Come to think of it, why does he even need them, when he has himself?
It should be a serious crime to shoot, say, a bald eagle. It should be a routine chore to kill a rat. Killing a dolphin is different from shooting a deer. Whether or not science will "allow" us to draw these distinctions is largely irrelevant because we will rightly draw them anyway and, besides, science has little to tell us about such things.
Stupid science! It's always telling Goldberg things that aren't true, like that his love of his wife is nothing more than "mere electrochemical signals." So why should he let neuroscientists tell him anything when he can just dish out some morality?
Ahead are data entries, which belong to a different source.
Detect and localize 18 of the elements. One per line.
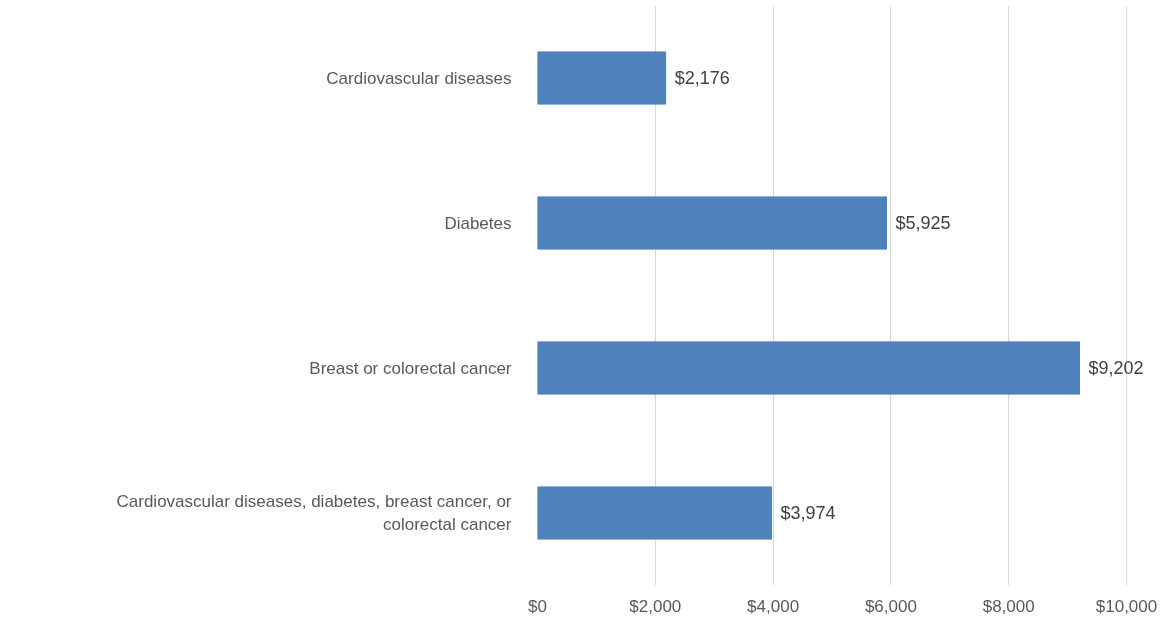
y-tick-label: Cardiovascular diseases [326, 68, 512, 88]
y-tick-label: Breast or colorectal cancer [309, 358, 512, 378]
bar [537, 486, 773, 540]
x-tick-label: $2,000 [629, 596, 682, 616]
bar [537, 341, 1080, 395]
x-tick-label: $8,000 [982, 596, 1035, 616]
data-label: $5,925 [895, 213, 951, 233]
data-label: $2,176 [674, 68, 730, 88]
x-tick-label: $6,000 [864, 596, 917, 616]
data-label: $9,202 [1088, 358, 1144, 378]
bar [537, 51, 667, 105]
x-tick-label: $10,000 [1095, 596, 1158, 616]
x-tick-label: $4,000 [747, 596, 800, 616]
data-label: $3,974 [780, 503, 836, 523]
y-tick-label: Diabetes [444, 213, 512, 233]
bar [537, 196, 887, 250]
x-tick-label: $0 [528, 596, 547, 616]
y-tick-label: Cardiovascular diseases, diabetes, breast cancer, or colorectal cancer [116, 492, 512, 534]
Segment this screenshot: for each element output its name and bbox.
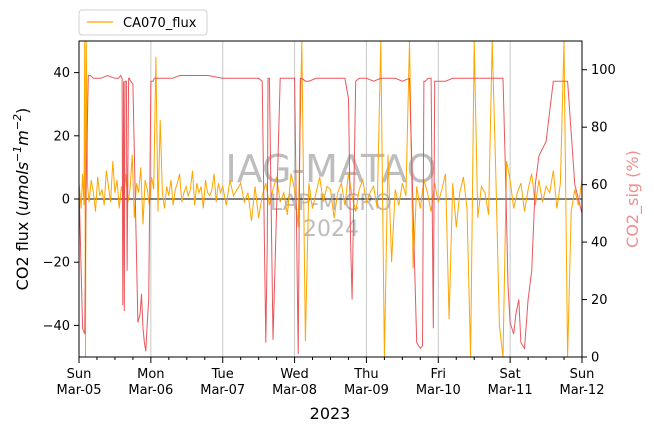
x-tick-label-day: Sat (499, 367, 520, 382)
y-right-axis-ticks: 0 20 40 60 80 100 (582, 63, 616, 366)
x-tick-label-day: Wed (280, 367, 308, 382)
watermark: IAG-MATAO LAP-MICRO 2024 (225, 147, 436, 242)
watermark-line1: IAG-MATAO (225, 147, 436, 191)
y-right-tick-label: 100 (591, 63, 616, 78)
y-left-label-m: m (13, 130, 32, 146)
x-tick-label-date: Mar-06 (128, 383, 173, 398)
y-left-tick-label: 40 (53, 66, 70, 81)
x-axis-ticks: SunMar-05MonMar-06TueMar-07WedMar-08ThuM… (57, 357, 605, 398)
x-tick-label-date: Mar-07 (200, 383, 245, 398)
y-right-axis-title: CO2_sig (%) (623, 150, 643, 248)
y-left-label-sup2: −2 (11, 114, 24, 130)
x-tick-label-day: Thu (353, 367, 378, 382)
x-tick-label-date: Mar-11 (488, 383, 533, 398)
y-left-tick-label: 20 (53, 129, 70, 144)
y-right-tick-label: 40 (591, 236, 608, 251)
x-tick-label-date: Mar-05 (57, 383, 102, 398)
x-tick-label-day: Mon (137, 367, 164, 382)
legend: CA070_flux (78, 9, 208, 36)
legend-label-ca070-flux: CA070_flux (123, 16, 197, 31)
x-tick-label-date: Mar-08 (272, 383, 317, 398)
y-left-tick-label: −20 (43, 256, 70, 271)
legend-box (78, 9, 208, 36)
y-left-label-close: ) (13, 108, 32, 114)
series-line-ca070-flux (79, 41, 582, 357)
x-tick-label-day: Tue (211, 367, 234, 382)
y-left-label-plain: CO2 flux ( (13, 210, 32, 290)
y-left-axis-ticks: −40 −20 0 20 40 (43, 66, 79, 334)
y-left-tick-label: −40 (43, 319, 70, 334)
x-tick-label-day: Sun (67, 367, 92, 382)
x-tick-label-date: Mar-10 (416, 383, 461, 398)
x-axis-title: 2023 (310, 404, 351, 423)
y-right-tick-label: 0 (591, 351, 599, 366)
y-left-axis-title: CO2 flux (umols−1m−2) (11, 108, 32, 291)
x-tick-label-day: Fri (431, 367, 447, 382)
y-left-label-unit: umols (13, 162, 32, 210)
x-tick-label-date: Mar-12 (560, 383, 605, 398)
watermark-line3: 2024 (303, 217, 359, 242)
y-right-tick-label: 20 (591, 293, 608, 308)
x-tick-label-date: Mar-09 (344, 383, 389, 398)
y-right-tick-label: 60 (591, 178, 608, 193)
y-left-tick-label: 0 (62, 193, 70, 208)
y-right-tick-label: 80 (591, 121, 608, 136)
x-tick-label-day: Sun (570, 367, 595, 382)
series-line-co2-sig (79, 74, 582, 355)
y-left-label-sup1: −1 (11, 146, 24, 162)
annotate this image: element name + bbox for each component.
But then Goldberg experiences another spasm of generosity, and concedes a little somethin-somethin to the whitecoats:
But, again, it's worth pointing out that "science" records all sorts of important differences between dolphins and deer, eagles and rats. Dolphins live in the ocean, deer don't. That's an absolute difference, I think.
I could go on, but life is short. Those who wish to examine the rest of Goldberg's thicket of unsupported assertions ("This is scientifically true, morally true, aesthetically true and politically true"), appeals to emotion ("reduce the relative worth of a staggeringly beautiful creature like a tiger by saying it's just as 'valuable' as a snail darter*"), and, of course, sudden reversals ("*Obviously, some ugly, brainless, species are valuable because of their role in the ecosystem") and the rhetorical schtick Goldberg pioneered, "central to my point" ("But this is just another example of how some species are more important than others"), go with God. Some of us come back from such journeys half-mad.